This project uses the source code created by Satoshi Tsutsui. See also his work based on his code at the arXiv - Using Artificial Tokens to Control Languages for Multilingual Image Caption Generation: arXiv:1706.06275
- Raspberry Pi 3
- Camera module
- External speaker
- Mobile battery
- Setup Raspbian OS environment refering to Rasbpberry Pi web site (Assuming to use RASPBIAN LITE version)
- Enable camera module by
sudo raspi-config
-> Interfacing Options -> Camera -> "Would you like..." -> Yes and reboot - Change time zone as necessary by Localisation Options -> Change Timezone
- Update OS by
sudo apt-get update
followed bysudo apt-get upgrade
Install required programs and tools by commands below.
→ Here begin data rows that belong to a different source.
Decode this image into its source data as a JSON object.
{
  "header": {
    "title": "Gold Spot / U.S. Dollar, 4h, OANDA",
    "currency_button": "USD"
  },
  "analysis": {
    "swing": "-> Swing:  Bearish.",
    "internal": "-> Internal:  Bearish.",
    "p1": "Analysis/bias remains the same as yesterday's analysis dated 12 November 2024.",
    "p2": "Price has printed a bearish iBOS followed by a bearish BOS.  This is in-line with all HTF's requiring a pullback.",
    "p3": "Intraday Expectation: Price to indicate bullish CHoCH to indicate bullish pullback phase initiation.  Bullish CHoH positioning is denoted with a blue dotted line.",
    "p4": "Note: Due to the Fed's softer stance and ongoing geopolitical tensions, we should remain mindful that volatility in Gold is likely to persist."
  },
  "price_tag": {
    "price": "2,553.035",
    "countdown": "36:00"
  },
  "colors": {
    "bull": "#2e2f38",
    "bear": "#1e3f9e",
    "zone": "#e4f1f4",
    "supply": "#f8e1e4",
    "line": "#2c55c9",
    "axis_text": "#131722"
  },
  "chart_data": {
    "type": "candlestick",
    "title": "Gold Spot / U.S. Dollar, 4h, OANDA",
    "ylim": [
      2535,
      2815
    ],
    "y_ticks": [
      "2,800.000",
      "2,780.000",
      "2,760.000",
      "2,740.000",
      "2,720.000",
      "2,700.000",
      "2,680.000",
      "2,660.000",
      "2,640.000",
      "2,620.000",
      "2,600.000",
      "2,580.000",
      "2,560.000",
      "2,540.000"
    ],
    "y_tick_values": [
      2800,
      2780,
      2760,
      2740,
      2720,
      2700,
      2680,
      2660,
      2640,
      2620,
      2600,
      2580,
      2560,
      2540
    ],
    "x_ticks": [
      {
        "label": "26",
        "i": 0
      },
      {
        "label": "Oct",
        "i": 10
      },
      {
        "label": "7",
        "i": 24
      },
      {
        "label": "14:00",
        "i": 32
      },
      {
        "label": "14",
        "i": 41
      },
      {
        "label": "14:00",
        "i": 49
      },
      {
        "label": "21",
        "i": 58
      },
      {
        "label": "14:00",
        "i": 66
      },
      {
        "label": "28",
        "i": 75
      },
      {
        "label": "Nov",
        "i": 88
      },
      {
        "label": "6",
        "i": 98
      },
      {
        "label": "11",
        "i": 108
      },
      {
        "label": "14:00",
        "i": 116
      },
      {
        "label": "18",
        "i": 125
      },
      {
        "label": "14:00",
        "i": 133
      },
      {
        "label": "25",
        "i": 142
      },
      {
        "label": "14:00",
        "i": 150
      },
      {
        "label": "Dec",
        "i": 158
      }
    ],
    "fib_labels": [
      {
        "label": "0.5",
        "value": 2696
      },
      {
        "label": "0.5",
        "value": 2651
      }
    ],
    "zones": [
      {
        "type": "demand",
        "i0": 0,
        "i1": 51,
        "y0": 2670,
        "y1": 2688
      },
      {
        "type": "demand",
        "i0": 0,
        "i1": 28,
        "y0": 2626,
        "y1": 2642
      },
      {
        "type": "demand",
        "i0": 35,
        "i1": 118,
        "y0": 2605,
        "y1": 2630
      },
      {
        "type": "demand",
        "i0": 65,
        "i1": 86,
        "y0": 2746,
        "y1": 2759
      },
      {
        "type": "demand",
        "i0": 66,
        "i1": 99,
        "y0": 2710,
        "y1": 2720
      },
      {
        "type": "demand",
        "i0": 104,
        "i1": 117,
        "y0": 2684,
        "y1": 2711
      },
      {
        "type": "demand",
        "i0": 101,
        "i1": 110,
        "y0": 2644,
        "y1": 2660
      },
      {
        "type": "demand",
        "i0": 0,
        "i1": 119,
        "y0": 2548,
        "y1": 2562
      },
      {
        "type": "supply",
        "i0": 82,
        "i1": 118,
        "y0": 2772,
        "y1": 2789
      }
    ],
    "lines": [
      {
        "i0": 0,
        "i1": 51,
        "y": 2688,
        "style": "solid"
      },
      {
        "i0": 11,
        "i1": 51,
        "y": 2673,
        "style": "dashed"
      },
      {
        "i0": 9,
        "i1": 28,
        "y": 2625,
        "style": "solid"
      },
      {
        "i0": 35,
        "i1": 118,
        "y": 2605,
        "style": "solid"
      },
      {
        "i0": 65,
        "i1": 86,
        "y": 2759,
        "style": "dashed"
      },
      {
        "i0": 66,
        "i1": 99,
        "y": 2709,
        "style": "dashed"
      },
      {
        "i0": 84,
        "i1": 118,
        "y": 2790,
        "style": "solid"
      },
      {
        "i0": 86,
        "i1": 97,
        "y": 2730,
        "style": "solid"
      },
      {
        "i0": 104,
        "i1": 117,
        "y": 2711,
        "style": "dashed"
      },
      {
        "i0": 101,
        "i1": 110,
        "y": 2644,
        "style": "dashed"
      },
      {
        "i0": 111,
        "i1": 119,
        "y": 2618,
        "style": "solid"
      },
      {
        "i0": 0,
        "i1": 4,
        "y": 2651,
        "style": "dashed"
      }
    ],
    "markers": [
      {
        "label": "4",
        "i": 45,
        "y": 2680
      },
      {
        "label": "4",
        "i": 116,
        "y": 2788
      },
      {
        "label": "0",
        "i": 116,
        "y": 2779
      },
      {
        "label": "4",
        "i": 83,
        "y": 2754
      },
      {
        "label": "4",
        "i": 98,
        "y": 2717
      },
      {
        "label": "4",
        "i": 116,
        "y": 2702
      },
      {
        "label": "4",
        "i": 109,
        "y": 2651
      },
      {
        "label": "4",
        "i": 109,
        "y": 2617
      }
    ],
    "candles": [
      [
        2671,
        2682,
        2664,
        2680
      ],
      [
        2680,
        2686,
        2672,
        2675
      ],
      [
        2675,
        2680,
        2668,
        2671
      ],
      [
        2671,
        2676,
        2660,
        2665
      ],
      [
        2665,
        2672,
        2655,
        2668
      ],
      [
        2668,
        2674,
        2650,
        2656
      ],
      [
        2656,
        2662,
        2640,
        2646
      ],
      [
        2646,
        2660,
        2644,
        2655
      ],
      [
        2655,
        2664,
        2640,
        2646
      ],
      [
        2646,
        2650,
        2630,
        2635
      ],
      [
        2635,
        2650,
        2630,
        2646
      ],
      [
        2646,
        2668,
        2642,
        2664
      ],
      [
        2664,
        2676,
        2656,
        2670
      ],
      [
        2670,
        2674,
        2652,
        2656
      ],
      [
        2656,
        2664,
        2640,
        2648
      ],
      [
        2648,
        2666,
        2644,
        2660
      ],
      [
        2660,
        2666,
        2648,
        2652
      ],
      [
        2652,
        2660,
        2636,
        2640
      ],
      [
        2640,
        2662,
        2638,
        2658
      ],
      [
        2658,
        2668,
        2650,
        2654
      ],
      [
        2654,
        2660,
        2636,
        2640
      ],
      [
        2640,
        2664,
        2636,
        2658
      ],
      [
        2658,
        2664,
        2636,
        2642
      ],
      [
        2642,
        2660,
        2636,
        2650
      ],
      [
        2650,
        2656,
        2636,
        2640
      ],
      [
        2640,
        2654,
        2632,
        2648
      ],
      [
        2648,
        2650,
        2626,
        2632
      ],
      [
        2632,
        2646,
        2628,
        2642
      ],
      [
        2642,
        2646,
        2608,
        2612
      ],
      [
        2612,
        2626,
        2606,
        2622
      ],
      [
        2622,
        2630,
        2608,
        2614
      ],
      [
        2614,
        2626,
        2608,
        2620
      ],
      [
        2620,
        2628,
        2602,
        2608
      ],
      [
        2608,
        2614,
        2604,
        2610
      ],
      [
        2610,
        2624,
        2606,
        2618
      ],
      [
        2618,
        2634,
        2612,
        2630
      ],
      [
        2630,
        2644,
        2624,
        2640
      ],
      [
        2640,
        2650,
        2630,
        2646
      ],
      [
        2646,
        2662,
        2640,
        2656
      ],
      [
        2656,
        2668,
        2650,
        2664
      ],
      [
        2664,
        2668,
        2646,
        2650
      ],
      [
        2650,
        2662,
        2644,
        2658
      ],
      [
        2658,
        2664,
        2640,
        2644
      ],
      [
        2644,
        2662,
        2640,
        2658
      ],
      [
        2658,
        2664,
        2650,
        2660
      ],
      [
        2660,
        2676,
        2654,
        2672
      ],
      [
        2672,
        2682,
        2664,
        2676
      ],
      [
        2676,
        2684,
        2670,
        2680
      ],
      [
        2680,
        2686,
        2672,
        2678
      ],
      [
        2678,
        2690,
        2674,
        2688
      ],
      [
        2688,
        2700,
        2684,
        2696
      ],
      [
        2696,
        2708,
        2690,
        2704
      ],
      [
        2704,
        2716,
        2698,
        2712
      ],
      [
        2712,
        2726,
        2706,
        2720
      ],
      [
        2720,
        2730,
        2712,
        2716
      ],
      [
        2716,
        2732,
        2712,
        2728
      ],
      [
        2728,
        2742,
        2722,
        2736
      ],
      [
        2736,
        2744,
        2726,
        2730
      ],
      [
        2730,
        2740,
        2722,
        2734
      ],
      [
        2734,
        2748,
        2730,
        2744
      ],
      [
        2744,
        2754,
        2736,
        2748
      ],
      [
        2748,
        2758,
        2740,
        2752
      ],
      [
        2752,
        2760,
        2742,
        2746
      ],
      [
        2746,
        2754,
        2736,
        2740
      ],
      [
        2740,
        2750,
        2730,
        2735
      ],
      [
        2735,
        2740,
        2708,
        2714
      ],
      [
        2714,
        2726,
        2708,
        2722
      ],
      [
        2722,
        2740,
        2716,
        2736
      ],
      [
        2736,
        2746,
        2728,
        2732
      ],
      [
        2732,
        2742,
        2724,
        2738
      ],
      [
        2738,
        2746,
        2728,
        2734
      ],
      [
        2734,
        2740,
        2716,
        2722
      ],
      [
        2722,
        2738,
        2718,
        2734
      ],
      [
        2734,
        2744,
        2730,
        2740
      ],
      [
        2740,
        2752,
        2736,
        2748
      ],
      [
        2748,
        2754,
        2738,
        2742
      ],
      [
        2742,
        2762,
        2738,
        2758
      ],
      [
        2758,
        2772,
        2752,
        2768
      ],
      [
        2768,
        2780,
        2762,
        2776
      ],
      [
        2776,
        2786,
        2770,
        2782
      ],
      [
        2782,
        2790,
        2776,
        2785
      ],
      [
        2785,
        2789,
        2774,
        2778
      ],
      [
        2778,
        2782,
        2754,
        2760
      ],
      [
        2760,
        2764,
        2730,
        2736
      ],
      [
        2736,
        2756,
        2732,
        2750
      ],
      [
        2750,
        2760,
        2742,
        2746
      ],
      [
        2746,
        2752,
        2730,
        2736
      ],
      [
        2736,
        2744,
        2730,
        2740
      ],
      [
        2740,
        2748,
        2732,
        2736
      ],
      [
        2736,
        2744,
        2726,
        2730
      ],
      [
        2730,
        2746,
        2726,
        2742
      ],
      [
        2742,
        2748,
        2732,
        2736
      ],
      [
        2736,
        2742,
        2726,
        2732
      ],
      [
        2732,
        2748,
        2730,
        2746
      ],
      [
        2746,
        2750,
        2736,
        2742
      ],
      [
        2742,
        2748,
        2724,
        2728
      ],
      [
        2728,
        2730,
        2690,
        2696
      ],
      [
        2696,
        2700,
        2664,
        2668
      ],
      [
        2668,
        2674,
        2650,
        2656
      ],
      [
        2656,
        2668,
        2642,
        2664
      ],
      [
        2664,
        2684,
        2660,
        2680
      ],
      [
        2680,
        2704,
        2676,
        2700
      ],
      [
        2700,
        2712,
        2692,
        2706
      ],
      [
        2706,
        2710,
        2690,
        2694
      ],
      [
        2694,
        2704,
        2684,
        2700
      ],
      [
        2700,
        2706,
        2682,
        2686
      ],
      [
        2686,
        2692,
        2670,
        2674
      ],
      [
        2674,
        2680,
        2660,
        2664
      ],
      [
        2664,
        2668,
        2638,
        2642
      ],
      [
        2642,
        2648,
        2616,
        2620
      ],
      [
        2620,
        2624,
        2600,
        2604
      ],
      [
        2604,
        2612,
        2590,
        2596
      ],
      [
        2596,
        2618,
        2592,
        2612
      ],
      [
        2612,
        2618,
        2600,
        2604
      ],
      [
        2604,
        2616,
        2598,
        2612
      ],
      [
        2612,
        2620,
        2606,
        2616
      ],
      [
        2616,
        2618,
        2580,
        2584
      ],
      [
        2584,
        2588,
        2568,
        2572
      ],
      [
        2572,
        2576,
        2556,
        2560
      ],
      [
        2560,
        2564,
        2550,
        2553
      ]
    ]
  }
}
sudo apt-get install python3-pip
sudo pip3 install chainer==1.19.0
sudo pip3 install scipy
sudo pip3 install h5py
sudo apt-get install python-h5py
sudo apt-get install libopenjp2-7-dev
sudo apt-get install libtiff5
sudo pip3 install Pillow
sudo apt-get install espeak
sudo apt-get install python3-picamera
sudo apt-get install libatlas-base-dev
Download from the Git repository and test sample code by commands below.
sudo apt-get install git
git clone https://github.com/apple2373/chainer-caption.git
cd chainer-caption
bash download.sh
python3 sample_code_beam.py --rnn-model ./data/caption_en_model40.model --cnn-model ./data/ResNet50.model --vocab ./data/MSCOCO/mscoco_caption_train2014_processed_dic.json --gpu -1 --img ./sample_imgs/COCO_val2014_000000185546.jpg
If installed properly, the result will be displayed as below with some warnings.
<sos> a bathroom with a toilet and a shower <eos>
-6.967587262392044
<sos> a bathroom with a toilet , sink , and mirror <eos>
-7.618740811944008
<sos> a bathroom with a toilet , sink , and shower <eos>
-8.537529528141022
Run the captioning program by python3 image_captioning.py
.